Das Trio war schließlich in Frasdorf gestoppt worden. Der Geschäftsführer eines Einkaufsmarkts hatte den 33-Jährigen beim erneuten Betreten anhand vorheriger Videoaufzeichnungen erkannt und mit einem zufällig anwesenden Polizeibeamten die Verfolgung aufgenommen. Dabei konnte auch der 38-jährige Georgier festgenommen werden, der angeblich zufällig in der Nähe des Einkaufsmarkts eine Toilette gesucht hatte.

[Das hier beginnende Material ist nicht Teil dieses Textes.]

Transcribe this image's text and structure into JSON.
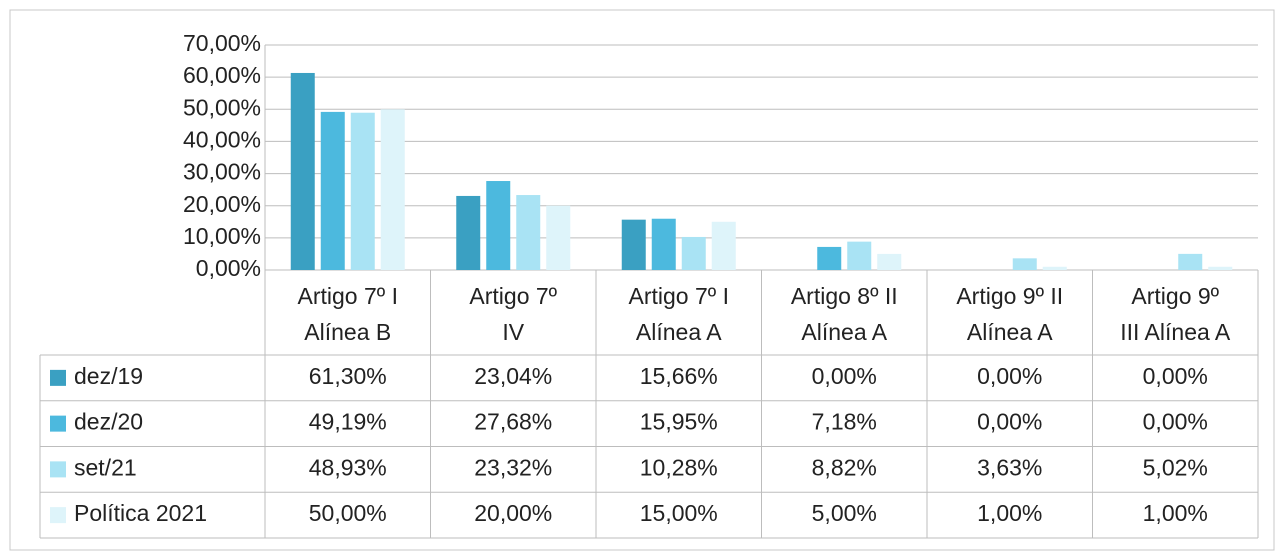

Bei der Wohnungsdurchsuchung in Garmisch wurde bei dem Mann allerdings eine Vielzahl diverser Spirituosen sichergestellt. Außerdem hatte er auch auf seinem Handy Bilder mit jeder Menge Schnapsflaschen gepostet. Staatsanwältin Bichlmair war davon überzeugt, dass die drei Angeklagten gemeinsame Sache gemacht und somit bandenmäßig gehandelt haben. Die beiden Georgier und der Ukrainer seien gezielt losgefahren, um in großem Stil Alkohol zu stehlen. Die Dunkelziffer der Diebstähle sei wahrscheinlich noch höher.

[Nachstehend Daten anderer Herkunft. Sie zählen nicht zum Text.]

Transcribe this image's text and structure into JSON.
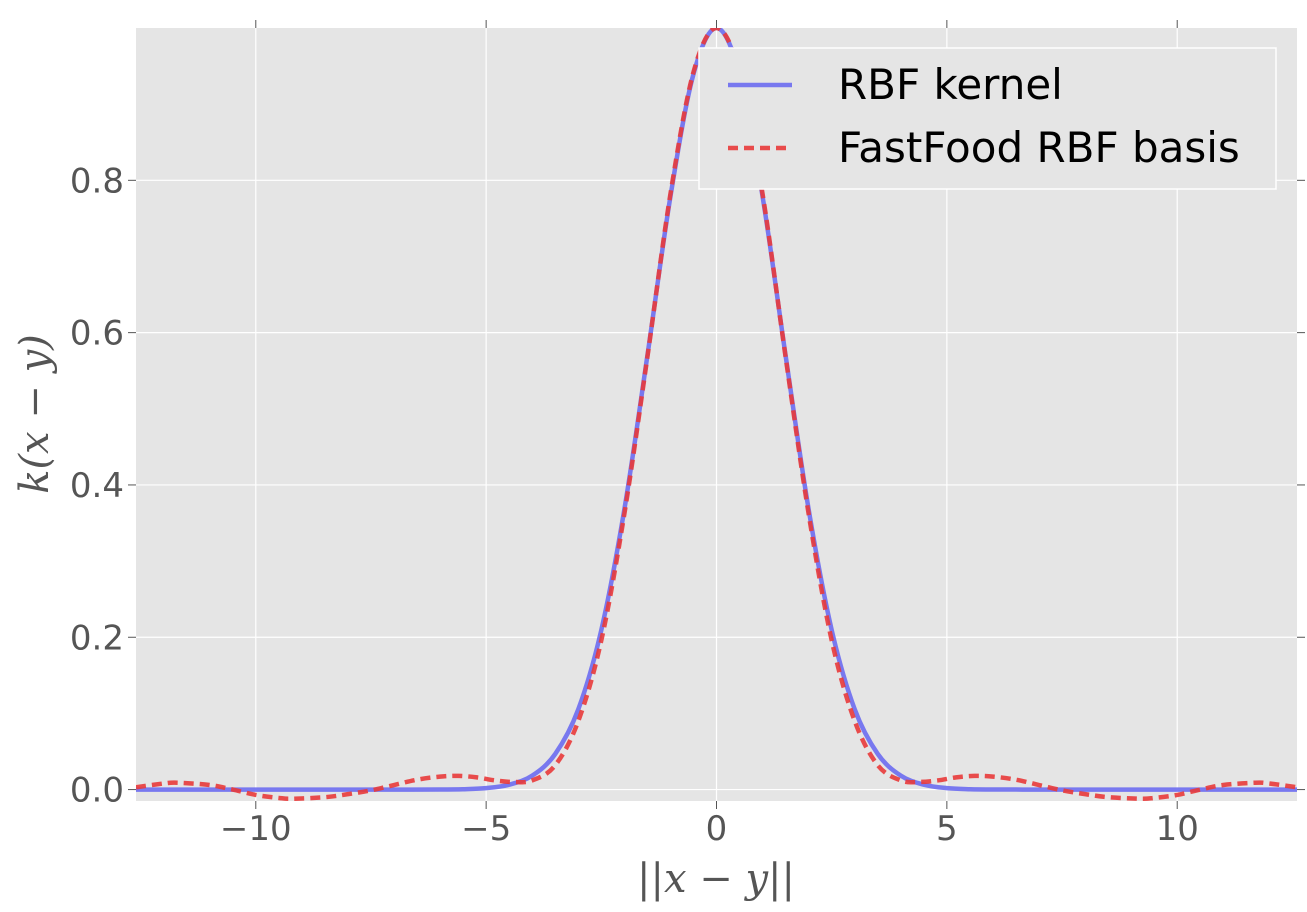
{
  "chart_data": {
    "type": "line",
    "title": "",
    "xlabel": "||x − y||",
    "ylabel": "k(x − y)",
    "xlim": [
      -12.6,
      12.6
    ],
    "ylim": [
      -0.015,
      1.0
    ],
    "grid": true,
    "legend_position": "top-right",
    "x_ticks": [
      -10,
      -5,
      0,
      5,
      10
    ],
    "x_tick_labels": [
      "−10",
      "−5",
      "0",
      "5",
      "10"
    ],
    "y_ticks": [
      0.0,
      0.2,
      0.4,
      0.6,
      0.8
    ],
    "y_tick_labels": [
      "0.0",
      "0.2",
      "0.4",
      "0.6",
      "0.8"
    ],
    "series": [
      {
        "name": "RBF kernel",
        "style": "solid",
        "color": "#6b6bef",
        "x": [
          -12.6,
          -11,
          -10,
          -9,
          -8,
          -7,
          -6,
          -5.5,
          -5,
          -4.5,
          -4,
          -3.5,
          -3,
          -2.5,
          -2,
          -1.5,
          -1,
          -0.5,
          0,
          0.5,
          1,
          1.5,
          2,
          2.5,
          3,
          3.5,
          4,
          4.5,
          5,
          5.5,
          6,
          7,
          8,
          9,
          10,
          11,
          12.6
        ],
        "y": [
          0,
          0,
          0,
          0,
          0,
          0,
          0.0001,
          0.0005,
          0.0019,
          0.0064,
          0.0183,
          0.0468,
          0.1054,
          0.2096,
          0.3679,
          0.5698,
          0.7788,
          0.9394,
          1.0,
          0.9394,
          0.7788,
          0.5698,
          0.3679,
          0.2096,
          0.1054,
          0.0468,
          0.0183,
          0.0064,
          0.0019,
          0.0005,
          0.0001,
          0,
          0,
          0,
          0,
          0,
          0
        ]
      },
      {
        "name": "FastFood RBF basis",
        "style": "dashed",
        "color": "#e83a3a",
        "x": [
          -12.6,
          -12,
          -11.7,
          -11,
          -10.5,
          -10,
          -9.5,
          -9.2,
          -8.5,
          -8,
          -7.5,
          -7,
          -6.5,
          -6,
          -5.6,
          -5.2,
          -4.8,
          -4.4,
          -4,
          -3.5,
          -3,
          -2.5,
          -2,
          -1.5,
          -1,
          -0.5,
          0,
          0.5,
          1,
          1.5,
          2,
          2.5,
          3,
          3.5,
          4,
          4.4,
          4.8,
          5.2,
          5.6,
          6,
          6.5,
          7,
          7.5,
          8,
          8.5,
          9.2,
          9.5,
          10,
          10.5,
          11,
          11.7,
          12,
          12.6
        ],
        "y": [
          0.003,
          0.008,
          0.009,
          0.006,
          0.0,
          -0.007,
          -0.011,
          -0.012,
          -0.01,
          -0.006,
          -0.001,
          0.006,
          0.013,
          0.017,
          0.018,
          0.016,
          0.012,
          0.01,
          0.012,
          0.032,
          0.09,
          0.196,
          0.362,
          0.568,
          0.782,
          0.942,
          1.0,
          0.942,
          0.782,
          0.568,
          0.362,
          0.196,
          0.09,
          0.032,
          0.012,
          0.01,
          0.012,
          0.016,
          0.018,
          0.017,
          0.013,
          0.006,
          -0.001,
          -0.006,
          -0.01,
          -0.012,
          -0.011,
          -0.007,
          0.0,
          0.006,
          0.009,
          0.008,
          0.003
        ]
      }
    ]
  }
}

Zugunsten der beiden 38- und 50-jährigen Angeklagten wurde gewertet, dass sie bisher polizeilich noch nicht in Erscheinung getreten sind. Beide hatten sich zudem einige Monate in Untersuchungshaft befunden. Für sie wurde eine Freiheitsstrafe von zwei Jahren und sechs Monaten beantragt. Für den 33-Jährigen, der mehrfach vorbestraft sei und über eine Menge krimineller Energie verfüge, wurde wegen Diebstahls und schweren Bandendiebstahls eine Freiheitsstrafe von drei Jahren und acht Monaten vorgeschlagen.

Die Verteidigerinnen des Georgiers, Sommer und Retschkemann, sahen jedoch keinen bandenmäßigen Diebstahl. Bei der Festnahme sei der Ukrainer nicht dabei gewesen. Für eine Bande brauche es aber mindestens drei Personen. Daher stehe die Forderung der Staatsanwältin in keiner Relation zur Tat, bemängelten die Verteidigerinnen. Sie beantragten für ihren Mandanten eine Freiheitsstrafe wegen gewerbsmäßigen Diebstahls zwischen zwei Jahren und drei und zwei Jahren und neun Monaten.

Überzogenes
Strafmaß?

Auch Verteidiger Nico Werning fand das Strafmaß für seinen 38-jährigen Mandanten überzogen. Er sei nur einmal in einem Markt dabei gewesen. Es gebe außer einem Video keinen objektiven Tatbeweis. Er sei nur Beifahrer gewesen, das könne allenfalls als Beihilfe gewertet werden, fand der Verteidiger und plädierte für eine Bewährungsstrafe von einem Jahr. Verteidiger Alexander Kohut beantragte für den 50-jährigen Ukrainer eine Bewährungsstrafe von maximal einem Jahr. Sein Mandant sei geständig gewesen und der Schaden sei gering. Er sei nicht vorbestraft und habe eine gute Sozialprognose.

Das Schöffengericht mit der Vorsitzenden Richterin Hubert sah den Tatvorwurf des bandenmäßigen Diebstahls ebenfalls nicht zweifelsfrei bestätigt. Es verurteilte den 33-jährigen Georgier wegen fünf Diebstählen in besonders schwerem Fall zu einer Freiheitsstrafe von zwei Jahren und zehn Monaten. Sein 38-jähriger Landsmann und der Ukrainer erhielten wegen Beihilfe in vier Fällen Bewährungsstrafen von einem Jahr und sechs Monaten. Damit lag das Strafmaß deutlich unter der Forderung der Staatsanwaltschaft, die bereits Einspruch gegen das Urteil eingelegt hat.